Background Related Movements

Before a recognizable suffrage movement took form, middle-class women had been active for decades in church groups and local societies that tried to improve the conditions of the poor, wrought by the devastating effects of industrial capitalism, intensive urbanization, and epidemics. Additionally, women were active in associations that attempted to “morally reform” the victims of exploitative working conditions in urban centers. Women of means formed organizations to intervene, philanthropically, in the most visible results of the intensification of squalor and destitution. Temperance societies formed to combat what was seen as the failure of moral rectitude among the poor and working classes. More recent scholarship has afforded an expanded view of the links between the Victorian philanthropy and social purity movements and its links to the suffrage movement.

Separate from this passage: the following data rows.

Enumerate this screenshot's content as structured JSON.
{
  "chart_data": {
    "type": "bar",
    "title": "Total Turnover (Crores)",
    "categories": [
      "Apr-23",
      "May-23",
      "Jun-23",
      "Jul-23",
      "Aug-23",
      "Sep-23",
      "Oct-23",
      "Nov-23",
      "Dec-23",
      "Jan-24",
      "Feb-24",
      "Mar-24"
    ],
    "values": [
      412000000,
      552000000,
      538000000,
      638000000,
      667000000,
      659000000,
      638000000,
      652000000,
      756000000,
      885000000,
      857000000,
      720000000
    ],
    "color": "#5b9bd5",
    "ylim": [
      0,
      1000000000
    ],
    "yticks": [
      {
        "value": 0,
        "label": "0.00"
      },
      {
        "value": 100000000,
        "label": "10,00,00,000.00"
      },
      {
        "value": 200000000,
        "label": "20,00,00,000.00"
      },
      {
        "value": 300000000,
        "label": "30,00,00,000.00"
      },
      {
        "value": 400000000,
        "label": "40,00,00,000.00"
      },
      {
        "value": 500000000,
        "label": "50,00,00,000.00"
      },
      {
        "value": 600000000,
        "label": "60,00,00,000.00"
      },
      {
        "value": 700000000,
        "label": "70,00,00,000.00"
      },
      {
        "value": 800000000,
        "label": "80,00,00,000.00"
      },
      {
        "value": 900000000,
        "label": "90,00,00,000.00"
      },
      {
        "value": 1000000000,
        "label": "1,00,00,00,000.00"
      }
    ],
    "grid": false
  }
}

The suffrage movements' ideology, converging with what some scholars describe as the “first wave” of feminism, and fueled by the largely bourgeois cultural developments of the “new woman,” was a mixture of maternal feminism, traditional “separate spheres” doctrines, and more radical thinking on gender and sexual emancipation. Often characterized as a middle-class movement of elite white women, the suffrage movement also reflected sharp divergences in its strategies, ideologies, and political maneuvering, resulting in sharp disagreements and factions among its members and diversity in their demands. Although the movement was ostensibly and explicitly oriented toward the goal of women gaining equal or democratic franchise, many saw this strategy in terms of a wider concern to expand the influence of women's vision toward a society freed from gender structures that inscribed itself in economic, social, legal, matrimonial, sexual, educational, and religious realms of experience. A dominant ideology among many suffrage organizations was the idea of women's inherent moral superiority, made politically and strategically practicable by women's ability to rise above the quarrels of male politicians.

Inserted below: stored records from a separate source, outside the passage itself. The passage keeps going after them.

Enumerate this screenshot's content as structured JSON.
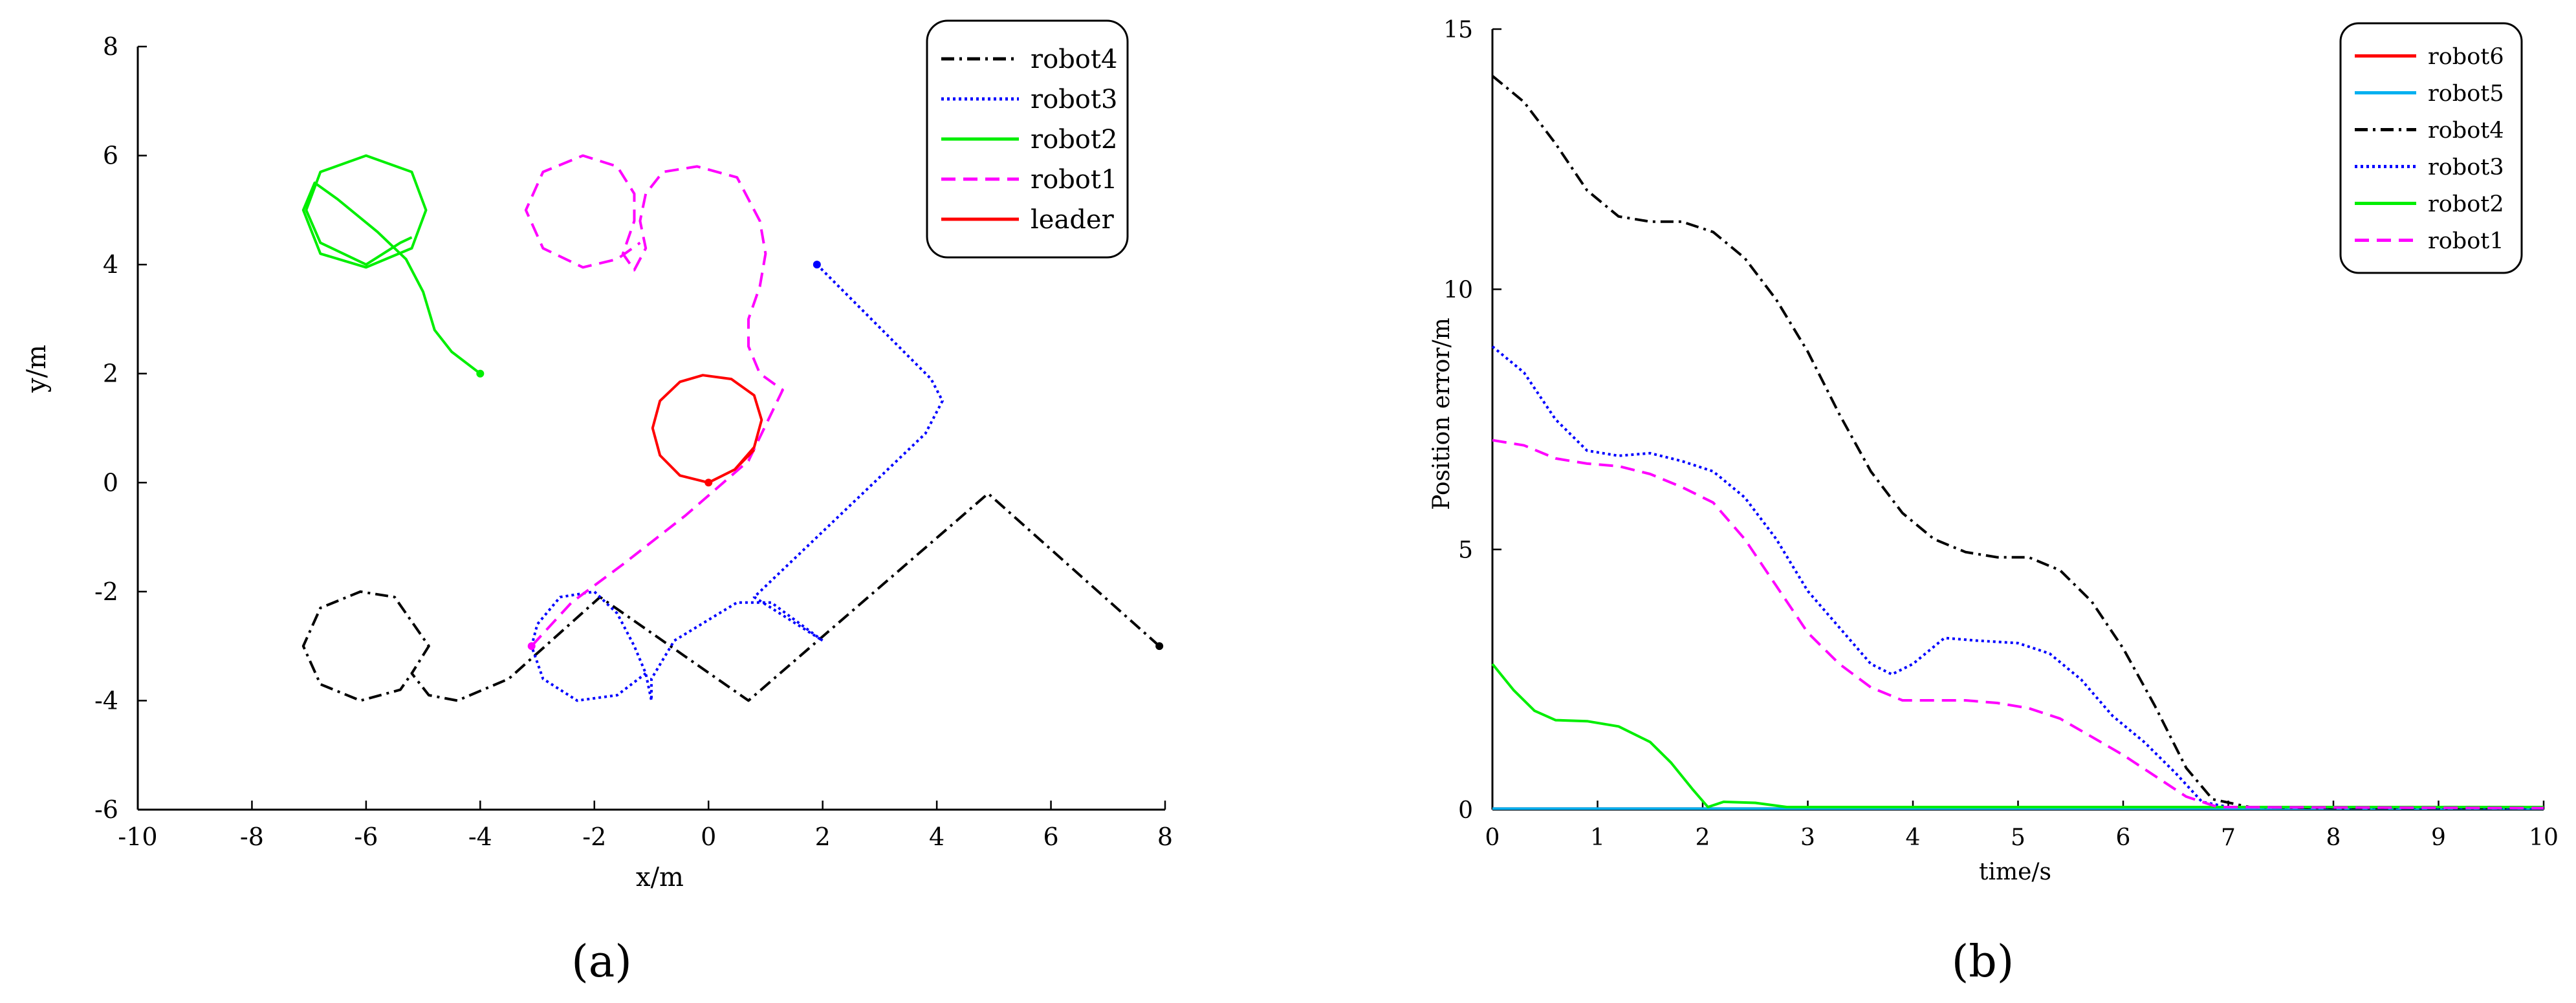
{
  "chart_data": [
    {
      "panel_label": "(a)",
      "type": "line",
      "title": "",
      "xlabel": "x/m",
      "ylabel": "y/m",
      "xlim": [
        -10,
        8
      ],
      "ylim": [
        -6,
        8
      ],
      "xticks": [
        -10,
        -8,
        -6,
        -4,
        -2,
        0,
        2,
        4,
        6,
        8
      ],
      "yticks": [
        -6,
        -4,
        -2,
        0,
        2,
        4,
        6,
        8
      ],
      "grid": false,
      "legend_position": "top-right",
      "legend": [
        "robot4",
        "robot3",
        "robot2",
        "robot1",
        "leader"
      ],
      "series": [
        {
          "name": "robot4",
          "color": "#000000",
          "style": "dashdot",
          "points": [
            [
              7.9,
              -3.0
            ],
            [
              4.9,
              -0.2
            ],
            [
              0.7,
              -4.0
            ],
            [
              -1.9,
              -2.1
            ],
            [
              -3.5,
              -3.6
            ],
            [
              -4.4,
              -4.0
            ],
            [
              -4.9,
              -3.9
            ],
            [
              -5.2,
              -3.5
            ],
            [
              -4.9,
              -3.0
            ],
            [
              -5.5,
              -2.1
            ],
            [
              -6.1,
              -2.0
            ],
            [
              -6.8,
              -2.3
            ],
            [
              -7.1,
              -3.0
            ],
            [
              -6.8,
              -3.7
            ],
            [
              -6.1,
              -4.0
            ],
            [
              -5.4,
              -3.8
            ],
            [
              -5.2,
              -3.5
            ]
          ]
        },
        {
          "name": "robot3",
          "color": "#0000ff",
          "style": "dotted",
          "points": [
            [
              1.9,
              4.0
            ],
            [
              3.9,
              1.9
            ],
            [
              4.1,
              1.5
            ],
            [
              3.8,
              0.9
            ],
            [
              3.5,
              0.6
            ],
            [
              0.8,
              -2.1
            ],
            [
              2.0,
              -2.9
            ],
            [
              1.1,
              -2.2
            ],
            [
              0.5,
              -2.2
            ],
            [
              -0.6,
              -2.9
            ],
            [
              -1.0,
              -3.6
            ],
            [
              -1.0,
              -4.0
            ],
            [
              -1.1,
              -3.5
            ],
            [
              -1.3,
              -3.0
            ],
            [
              -1.6,
              -2.4
            ],
            [
              -2.0,
              -2.0
            ],
            [
              -2.6,
              -2.1
            ],
            [
              -3.0,
              -2.6
            ],
            [
              -3.1,
              -3.0
            ],
            [
              -2.9,
              -3.6
            ],
            [
              -2.3,
              -4.0
            ],
            [
              -1.6,
              -3.9
            ],
            [
              -1.1,
              -3.5
            ]
          ]
        },
        {
          "name": "robot2",
          "color": "#00ee00",
          "style": "solid",
          "points": [
            [
              -4.0,
              2.0
            ],
            [
              -4.5,
              2.4
            ],
            [
              -4.8,
              2.8
            ],
            [
              -5.0,
              3.5
            ],
            [
              -5.3,
              4.1
            ],
            [
              -5.8,
              4.6
            ],
            [
              -6.5,
              5.2
            ],
            [
              -6.9,
              5.5
            ],
            [
              -7.1,
              5.0
            ],
            [
              -6.8,
              4.2
            ],
            [
              -6.0,
              3.95
            ],
            [
              -5.2,
              4.3
            ],
            [
              -4.95,
              5.0
            ],
            [
              -5.2,
              5.7
            ],
            [
              -6.0,
              6.0
            ],
            [
              -6.8,
              5.7
            ],
            [
              -7.05,
              5.0
            ],
            [
              -6.8,
              4.4
            ],
            [
              -6.0,
              4.0
            ],
            [
              -5.4,
              4.4
            ],
            [
              -5.2,
              4.5
            ]
          ]
        },
        {
          "name": "robot1",
          "color": "#ff00ff",
          "style": "dashed",
          "points": [
            [
              -3.1,
              -3.0
            ],
            [
              -2.4,
              -2.2
            ],
            [
              -1.5,
              -1.5
            ],
            [
              -0.4,
              -0.6
            ],
            [
              0.7,
              0.4
            ],
            [
              1.3,
              1.7
            ],
            [
              0.9,
              2.0
            ],
            [
              0.7,
              2.5
            ],
            [
              0.7,
              3.0
            ],
            [
              0.9,
              3.6
            ],
            [
              1.0,
              4.2
            ],
            [
              0.9,
              4.8
            ],
            [
              0.5,
              5.6
            ],
            [
              -0.2,
              5.8
            ],
            [
              -0.8,
              5.7
            ],
            [
              -1.1,
              5.3
            ],
            [
              -1.2,
              4.8
            ],
            [
              -1.1,
              4.3
            ],
            [
              -1.3,
              3.9
            ],
            [
              -1.5,
              4.2
            ],
            [
              -1.3,
              4.8
            ],
            [
              -1.3,
              5.3
            ],
            [
              -1.6,
              5.8
            ],
            [
              -2.2,
              6.0
            ],
            [
              -2.9,
              5.7
            ],
            [
              -3.2,
              5.0
            ],
            [
              -2.9,
              4.3
            ],
            [
              -2.2,
              3.95
            ],
            [
              -1.6,
              4.1
            ],
            [
              -1.2,
              4.4
            ]
          ]
        },
        {
          "name": "leader",
          "color": "#ff0000",
          "style": "solid",
          "points": [
            [
              0.0,
              0.0
            ],
            [
              0.46,
              0.24
            ],
            [
              0.8,
              0.65
            ],
            [
              0.93,
              1.15
            ],
            [
              0.8,
              1.6
            ],
            [
              0.4,
              1.9
            ],
            [
              -0.1,
              1.97
            ],
            [
              -0.5,
              1.85
            ],
            [
              -0.85,
              1.5
            ],
            [
              -0.98,
              1.0
            ],
            [
              -0.85,
              0.5
            ],
            [
              -0.5,
              0.13
            ],
            [
              0.0,
              0.0
            ],
            [
              0.46,
              0.24
            ],
            [
              0.8,
              0.6
            ]
          ]
        }
      ],
      "annotations": []
    },
    {
      "panel_label": "(b)",
      "type": "line",
      "title": "",
      "xlabel": "time/s",
      "ylabel": "Position error/m",
      "xlim": [
        0,
        10
      ],
      "ylim": [
        0,
        15
      ],
      "xticks": [
        0,
        1,
        2,
        3,
        4,
        5,
        6,
        7,
        8,
        9,
        10
      ],
      "yticks": [
        0,
        5,
        10,
        15
      ],
      "grid": false,
      "legend_position": "top-right",
      "legend": [
        "robot6",
        "robot5",
        "robot4",
        "robot3",
        "robot2",
        "robot1"
      ],
      "series": [
        {
          "name": "robot6",
          "color": "#ff0000",
          "style": "solid",
          "points": [
            [
              0,
              0.02
            ],
            [
              10,
              0.02
            ]
          ]
        },
        {
          "name": "robot5",
          "color": "#00b0f0",
          "style": "solid",
          "points": [
            [
              0,
              0.02
            ],
            [
              10,
              0.02
            ]
          ]
        },
        {
          "name": "robot4",
          "color": "#000000",
          "style": "dashdot",
          "points": [
            [
              0,
              14.1
            ],
            [
              0.3,
              13.6
            ],
            [
              0.6,
              12.8
            ],
            [
              0.9,
              11.9
            ],
            [
              1.2,
              11.4
            ],
            [
              1.5,
              11.3
            ],
            [
              1.8,
              11.3
            ],
            [
              2.1,
              11.1
            ],
            [
              2.4,
              10.6
            ],
            [
              2.7,
              9.8
            ],
            [
              3.0,
              8.8
            ],
            [
              3.3,
              7.6
            ],
            [
              3.6,
              6.5
            ],
            [
              3.9,
              5.7
            ],
            [
              4.2,
              5.2
            ],
            [
              4.5,
              4.95
            ],
            [
              4.8,
              4.85
            ],
            [
              5.1,
              4.85
            ],
            [
              5.4,
              4.6
            ],
            [
              5.7,
              4.0
            ],
            [
              6.0,
              3.1
            ],
            [
              6.3,
              2.0
            ],
            [
              6.6,
              0.8
            ],
            [
              6.85,
              0.2
            ],
            [
              7.2,
              0.05
            ],
            [
              8,
              0.03
            ],
            [
              10,
              0.03
            ]
          ]
        },
        {
          "name": "robot3",
          "color": "#0000ff",
          "style": "dotted",
          "points": [
            [
              0,
              8.9
            ],
            [
              0.3,
              8.4
            ],
            [
              0.6,
              7.5
            ],
            [
              0.9,
              6.9
            ],
            [
              1.2,
              6.8
            ],
            [
              1.5,
              6.85
            ],
            [
              1.8,
              6.7
            ],
            [
              2.1,
              6.5
            ],
            [
              2.4,
              6.0
            ],
            [
              2.7,
              5.2
            ],
            [
              3.0,
              4.2
            ],
            [
              3.3,
              3.5
            ],
            [
              3.6,
              2.8
            ],
            [
              3.8,
              2.6
            ],
            [
              4.0,
              2.8
            ],
            [
              4.3,
              3.3
            ],
            [
              4.6,
              3.25
            ],
            [
              5.0,
              3.2
            ],
            [
              5.3,
              3.0
            ],
            [
              5.6,
              2.5
            ],
            [
              5.9,
              1.8
            ],
            [
              6.2,
              1.3
            ],
            [
              6.5,
              0.7
            ],
            [
              6.75,
              0.15
            ],
            [
              7.0,
              0.05
            ],
            [
              10,
              0.03
            ]
          ]
        },
        {
          "name": "robot2",
          "color": "#00ee00",
          "style": "solid",
          "points": [
            [
              0,
              2.8
            ],
            [
              0.2,
              2.3
            ],
            [
              0.4,
              1.9
            ],
            [
              0.6,
              1.72
            ],
            [
              0.9,
              1.7
            ],
            [
              1.2,
              1.6
            ],
            [
              1.5,
              1.3
            ],
            [
              1.7,
              0.9
            ],
            [
              1.9,
              0.4
            ],
            [
              2.05,
              0.05
            ],
            [
              2.2,
              0.15
            ],
            [
              2.5,
              0.13
            ],
            [
              2.8,
              0.05
            ],
            [
              3.5,
              0.05
            ],
            [
              10,
              0.05
            ]
          ]
        },
        {
          "name": "robot1",
          "color": "#ff00ff",
          "style": "dashed",
          "points": [
            [
              0,
              7.1
            ],
            [
              0.3,
              7.0
            ],
            [
              0.6,
              6.75
            ],
            [
              0.9,
              6.65
            ],
            [
              1.2,
              6.6
            ],
            [
              1.5,
              6.45
            ],
            [
              1.8,
              6.2
            ],
            [
              2.1,
              5.9
            ],
            [
              2.4,
              5.2
            ],
            [
              2.7,
              4.3
            ],
            [
              3.0,
              3.4
            ],
            [
              3.3,
              2.8
            ],
            [
              3.6,
              2.35
            ],
            [
              3.9,
              2.1
            ],
            [
              4.2,
              2.1
            ],
            [
              4.5,
              2.1
            ],
            [
              4.8,
              2.05
            ],
            [
              5.1,
              1.95
            ],
            [
              5.4,
              1.75
            ],
            [
              5.7,
              1.4
            ],
            [
              6.0,
              1.05
            ],
            [
              6.3,
              0.65
            ],
            [
              6.6,
              0.25
            ],
            [
              6.9,
              0.05
            ],
            [
              10,
              0.03
            ]
          ]
        }
      ],
      "annotations": []
    }
  ]
}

The suffrage movement, largely associated with Anglo-European national contexts, occurred during the zenith of British imperialism and the intensification of colonial trade and the aggressive expansion of overseas markets. As an example of one of the most bitter and protracted struggles, this entry will mainly focus on the British experience of the suffrage movement, calling attention to the complex terrain of organizations and the pressure brought to bear on political maneuvering during a time that historian Eric Hobsbawm has called the “age of empire.”